Menjadi catatan beberapa waktu lalu pasca pelaksanaan Pilkada Serentak 2024 di Provinsi Bali, sejumlah elemen masyarakat menyoroti adanya fenomena politisasi hibah atau Bantuan Sosial (Bansos) yang diduga dilakukan calon kepala daerah, tetap melakukan penyaluran hibah ini secara kontinyu ke masyarakat sehingga memicu publik beropini, menduga adanya penyalahgunaan hibah untuk kepentingan berpolitik praktis jelang Pilkada Serentak 2024.

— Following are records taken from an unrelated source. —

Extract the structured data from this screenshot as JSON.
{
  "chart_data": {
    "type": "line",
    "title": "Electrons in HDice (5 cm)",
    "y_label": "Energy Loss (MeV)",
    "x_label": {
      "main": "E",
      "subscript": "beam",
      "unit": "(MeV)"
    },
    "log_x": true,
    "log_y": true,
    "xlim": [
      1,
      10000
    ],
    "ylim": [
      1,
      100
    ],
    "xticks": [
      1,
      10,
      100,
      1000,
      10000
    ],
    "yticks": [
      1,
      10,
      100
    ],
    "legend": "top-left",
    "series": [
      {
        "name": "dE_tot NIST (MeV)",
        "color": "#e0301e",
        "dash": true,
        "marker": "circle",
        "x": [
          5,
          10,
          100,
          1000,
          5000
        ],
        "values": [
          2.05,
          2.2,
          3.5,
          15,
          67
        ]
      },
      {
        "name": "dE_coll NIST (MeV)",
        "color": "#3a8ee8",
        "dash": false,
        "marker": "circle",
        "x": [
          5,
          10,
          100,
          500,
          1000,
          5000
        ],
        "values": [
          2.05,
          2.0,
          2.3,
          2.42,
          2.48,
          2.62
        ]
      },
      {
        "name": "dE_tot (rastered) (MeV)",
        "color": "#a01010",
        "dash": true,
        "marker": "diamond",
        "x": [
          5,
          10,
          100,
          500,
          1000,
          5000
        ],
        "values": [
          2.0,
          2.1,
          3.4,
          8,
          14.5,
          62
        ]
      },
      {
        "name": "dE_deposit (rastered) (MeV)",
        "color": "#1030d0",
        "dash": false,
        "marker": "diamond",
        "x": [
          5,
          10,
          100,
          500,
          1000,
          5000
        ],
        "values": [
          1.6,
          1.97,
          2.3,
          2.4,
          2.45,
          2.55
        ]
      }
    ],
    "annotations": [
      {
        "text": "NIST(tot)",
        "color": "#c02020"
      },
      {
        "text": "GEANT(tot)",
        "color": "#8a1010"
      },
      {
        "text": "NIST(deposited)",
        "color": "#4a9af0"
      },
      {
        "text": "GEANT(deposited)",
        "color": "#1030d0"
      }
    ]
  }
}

Jika benar publik menduga adanya kepentingan politik dibalik penyaluran hibah tersebut, tentu hal ini telah bersebrangan dengan aturan Kementerian Dalam Negeri (Kemendagri), secara tegas melalui Surat Edaran (SE) kepada pemerintah daerah (pemda) mengatur penundaan distribusi bantuan sosial (bansos) dari Anggaran Pendapatan Belanja Daerah (APBD) menjelang Pilkada Serentak 2024.

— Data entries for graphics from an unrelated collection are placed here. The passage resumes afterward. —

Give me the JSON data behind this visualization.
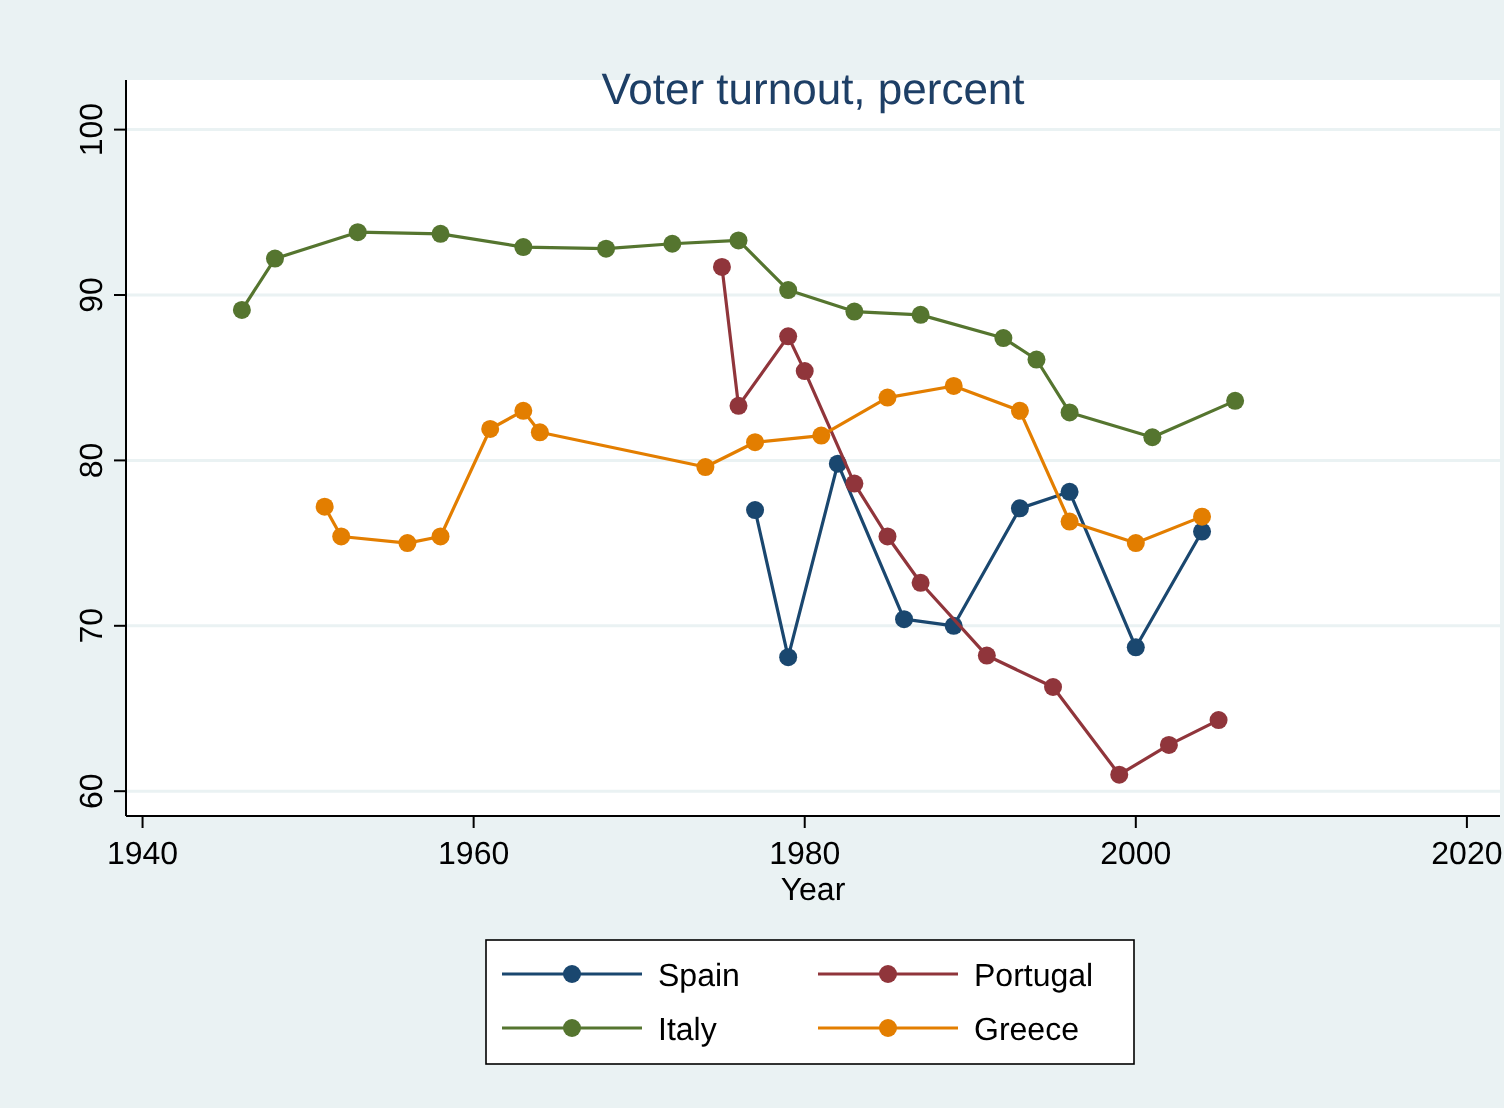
{
  "chart_data": {
    "type": "line",
    "title": "Voter turnout, percent",
    "xlabel": "Year",
    "xlim": [
      1939,
      2022
    ],
    "xticks": [
      1940,
      1960,
      1980,
      2000,
      2020
    ],
    "ylim": [
      58.5,
      103
    ],
    "yticks": [
      60,
      70,
      80,
      90,
      100
    ],
    "grid": "y",
    "legend": "bottom",
    "marker": "circle",
    "line_style": "solid",
    "series": [
      {
        "name": "Spain",
        "color": "#1a476f",
        "x": [
          1977,
          1979,
          1982,
          1986,
          1989,
          1993,
          1996,
          2000,
          2004
        ],
        "values": [
          77.0,
          68.1,
          79.8,
          70.4,
          70.0,
          77.1,
          78.1,
          68.7,
          75.7
        ]
      },
      {
        "name": "Portugal",
        "color": "#90353b",
        "x": [
          1975,
          1976,
          1979,
          1980,
          1983,
          1985,
          1987,
          1991,
          1995,
          1999,
          2002,
          2005
        ],
        "values": [
          91.7,
          83.3,
          87.5,
          85.4,
          78.6,
          75.4,
          72.6,
          68.2,
          66.3,
          61.0,
          62.8,
          64.3
        ]
      },
      {
        "name": "Italy",
        "color": "#55752f",
        "x": [
          1946,
          1948,
          1953,
          1958,
          1963,
          1968,
          1972,
          1976,
          1979,
          1983,
          1987,
          1992,
          1994,
          1996,
          2001,
          2006
        ],
        "values": [
          89.1,
          92.2,
          93.8,
          93.7,
          92.9,
          92.8,
          93.1,
          93.3,
          90.3,
          89.0,
          88.8,
          87.4,
          86.1,
          82.9,
          81.4,
          83.6
        ]
      },
      {
        "name": "Greece",
        "color": "#e37e00",
        "x": [
          1951,
          1952,
          1956,
          1958,
          1961,
          1963,
          1964,
          1974,
          1977,
          1981,
          1985,
          1989,
          1993,
          1996,
          2000,
          2004
        ],
        "values": [
          77.2,
          75.4,
          75.0,
          75.4,
          81.9,
          83.0,
          81.7,
          79.6,
          81.1,
          81.5,
          83.8,
          84.5,
          83.0,
          76.3,
          75.0,
          76.6
        ]
      }
    ]
  }
}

Mengkritisi adanya fenomena politik hibah di Pilkada Serentak 2024 di Bali, sebagai seorang politisi, Anak Agung Bagus Adhi Mahendra Putra akrab disapa Gus Adhi (AMP) mengatakan, haram hukumnya bagi calon kepala daerah memanfaatkan dana hibah atau Bansos (Bantuan Sosial) untuk kepentingan politik pribadi, Rabu, 11 Desember 2024.

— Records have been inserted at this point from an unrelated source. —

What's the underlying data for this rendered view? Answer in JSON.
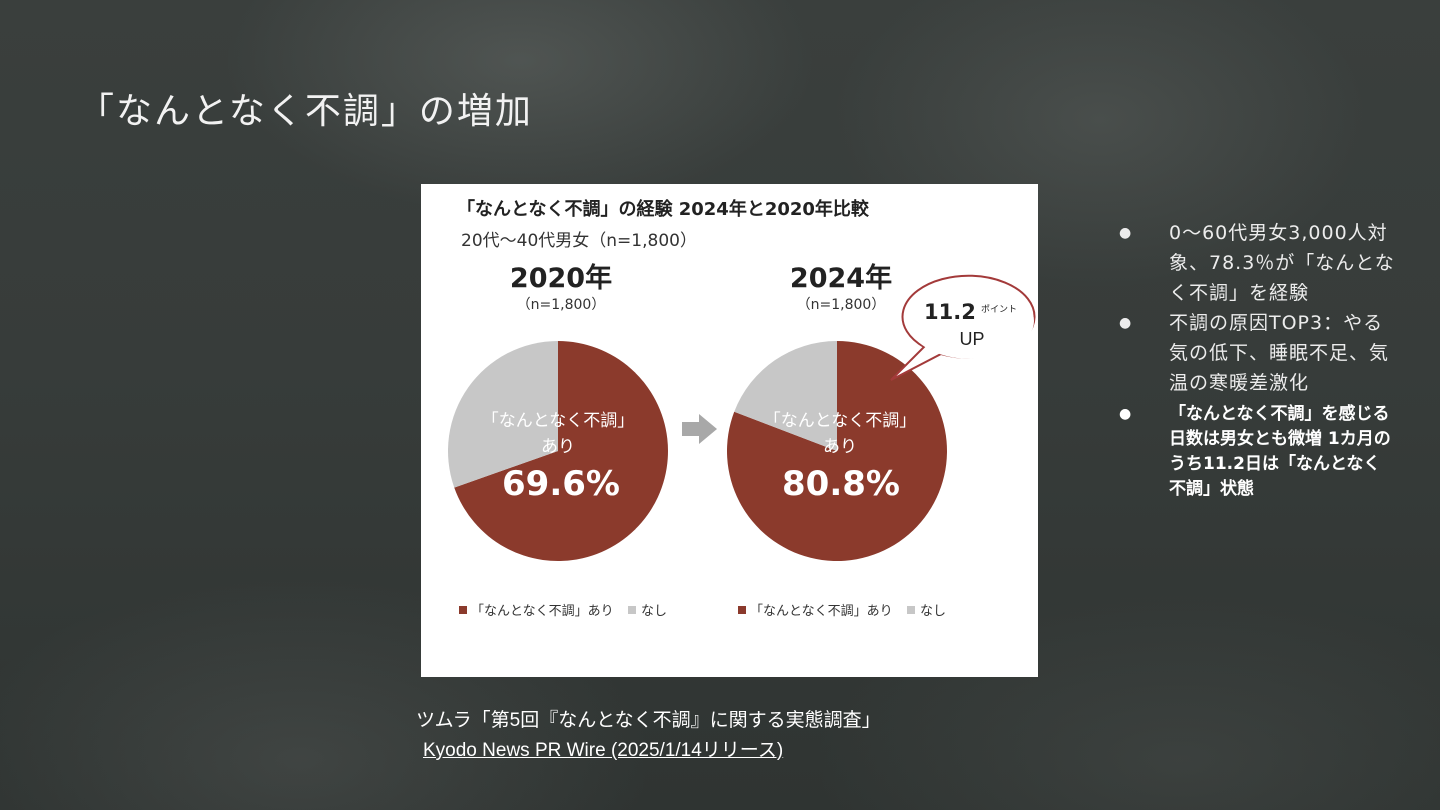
{
  "slide": {
    "title": "「なんとなく不調」の増加"
  },
  "chart_data": {
    "type": "pie",
    "title": "「なんとなく不調」の経験 2024年と2020年比較",
    "subtitle": "20代～40代男女（n=1,800）",
    "pies": [
      {
        "year_label": "2020年",
        "n_label": "（n=1,800）",
        "center_label_line1": "「なんとなく不調」",
        "center_label_line2": "あり",
        "value_label": "69.6%",
        "slices": [
          {
            "name": "「なんとなく不調」あり",
            "value": 69.6,
            "color": "#8b3a2c"
          },
          {
            "name": "なし",
            "value": 30.4,
            "color": "#c7c7c7"
          }
        ]
      },
      {
        "year_label": "2024年",
        "n_label": "（n=1,800）",
        "center_label_line1": "「なんとなく不調」",
        "center_label_line2": "あり",
        "value_label": "80.8%",
        "slices": [
          {
            "name": "「なんとなく不調」あり",
            "value": 80.8,
            "color": "#8b3a2c"
          },
          {
            "name": "なし",
            "value": 19.2,
            "color": "#c7c7c7"
          }
        ]
      }
    ],
    "callout": {
      "value": "11.2",
      "unit": "ポイント",
      "suffix": "UP"
    },
    "legend": {
      "items": [
        "「なんとなく不調」あり",
        "なし"
      ],
      "colors": [
        "#8b3a2c",
        "#c7c7c7"
      ]
    }
  },
  "bullets": [
    "0～60代男女3,000人対象、78.3％が「なんとなく不調」を経験",
    "不調の原因TOP3：やる気の低下、睡眠不足、気温の寒暖差激化",
    "「なんとなく不調」を感じる日数は男女とも微増 1カ月のうち11.2日は「なんとなく不調」状態"
  ],
  "source": {
    "line1": "ツムラ「第5回『なんとなく不調』に関する実態調査」",
    "link_text": "Kyodo News PR Wire (2025/1/14リリース)"
  }
}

“Jelas (Politisasi Hibah, red) haram hukumnya. Karena dalam Undang-Undang Pemilu sudah diatur soal itu, seseorang yang akan maju menjadi calon (kepala daerah, red), apalagi incumbent, tidak boleh lagi menjalankan kebijakan penyaluran hibah. Karena hibah tersebut sifatnya menjadi berbeda, menguntungkan dan merugikan masing-masing pihak yang ber kontestasi. Seharusnya Bawaslu jelang Pilkada sudah tahu soal aturan ini, jika benar ada faktanya calon incumbent masih menyalurkan hibah jelang kontestasi, atas nama hukum seharusnya yang bersangkutan batal sebagai calon,” sentil Gus Adhi kepada wartawan Balipolitika.com, melalui sambungan telepon.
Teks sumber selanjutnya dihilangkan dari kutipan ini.